There’s a lot of fuss made over films that manage to ‘get inside the mind of a criminal’, as though the average cinemagoer might be so unimpeachably ethical that only a storyteller of the highest order could persuade him or her to empathise with a wrong ‘un. Such films cast their audience members as complicit in some act of lawlessness, by aligning them with the perpetrators’ actions, motives and emotions. In Sofia Coppola’s The Bling Ring, that process takes all of 30 seconds, and is so utterly convincing that I’m still not sure whether any of the film’s supposed antiheroes did anything wrong.
As they roam from celebrity home to celebrity home, looting Louboutins and posing for photographs with Paris Hilton’s self-portrait-covered pillow cases, there’s rarely a sense that anything much is at stake. Leader of the pack Rebecca (Emma Watson’s Nicki is more of a comic foil) makes something of a catchphrase out of her frequent reassurance that “everything’s fine”, and most of the time I was inclined to agree with her. After all, the valuables the gang steal go habitually unnoticed by their complacent owners, their celebrity victims have — in many cases — got where they are today by methods scarcely more upstanding, and of course, it’s not stealing when rich, white people do it.
In the minds of the eponymous Ring, breaking into Orlando Bloom’s house and stealing a gold watch is more or less akin to going to a party at his place and taking a photograph of his fridge — it’s a memento, not a cause for legal action. The first name terms they use for the likes of Paris, Demi and Ashton are a glaring clue that there’s no particular division between victim and perpetrator here — both groups exist within the same amorphous Hollywood bubble. So when Marc asks Rebecca, “if I ever became not your friend any more, would you rob me?”, the answer is irrelevant. Some other Rebecca will.

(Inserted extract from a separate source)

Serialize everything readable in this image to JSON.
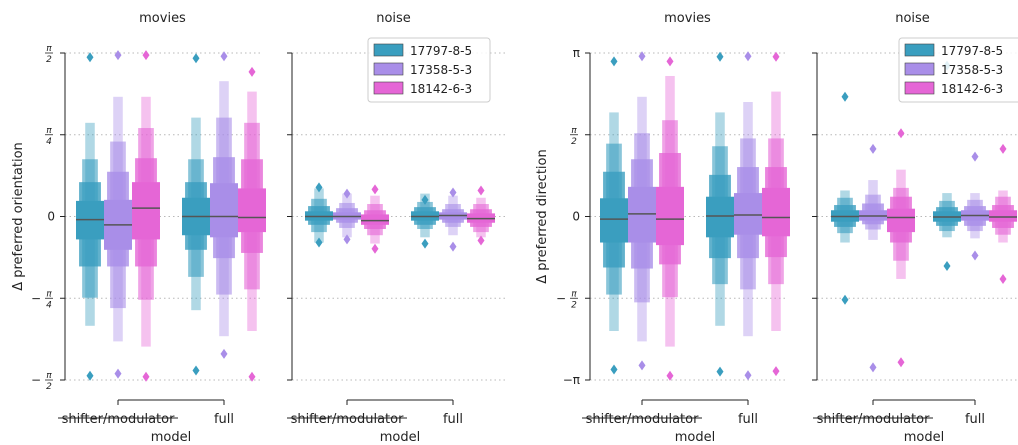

This being a Sofia Coppola film, there are plenty of cameos, but for once they’re all completely justified. When the gang go to an LA club and spot Paris Hilton, shortly before they first investigate her living quarters, we realise that we’re essentially watching a documentary. Sure, Hilton is acting (sort of) and the kids aren’t actually members of the 2008 Hollywood crime syndicate from which the film takes its name, but the dynamic is largely the same. Tomorrow, Israel Broussard, Katie Chang and Claire Julien will be hot properties, and by June they’ll probably wind up back in the same club the scene was shot in, only this time as genuine VIPs. The lines they snort here might be a synthetic substitute, but who’s to say what went down at the film’s Cannes premiere the other night? Coppola must surely be awake to the self-reflexivity of all of this, not to mention the irony of poking fun at Paris Hilton, perhaps the only poster child for nepotism more widely cited than herself.
The late cinematographer Harris Savides locates the film somewhere in the intersection of a Ruben Östlund film and The Sims — all cold distance and static emptiness — but that does little to disguise the fact that this is Coppola’s most brazenly involved film to date, a mess of autobiographical ideas so dense that all pretence of objectivity is soon eradicated. It’s no wonder the bad guys are hard to pick out of a line-up.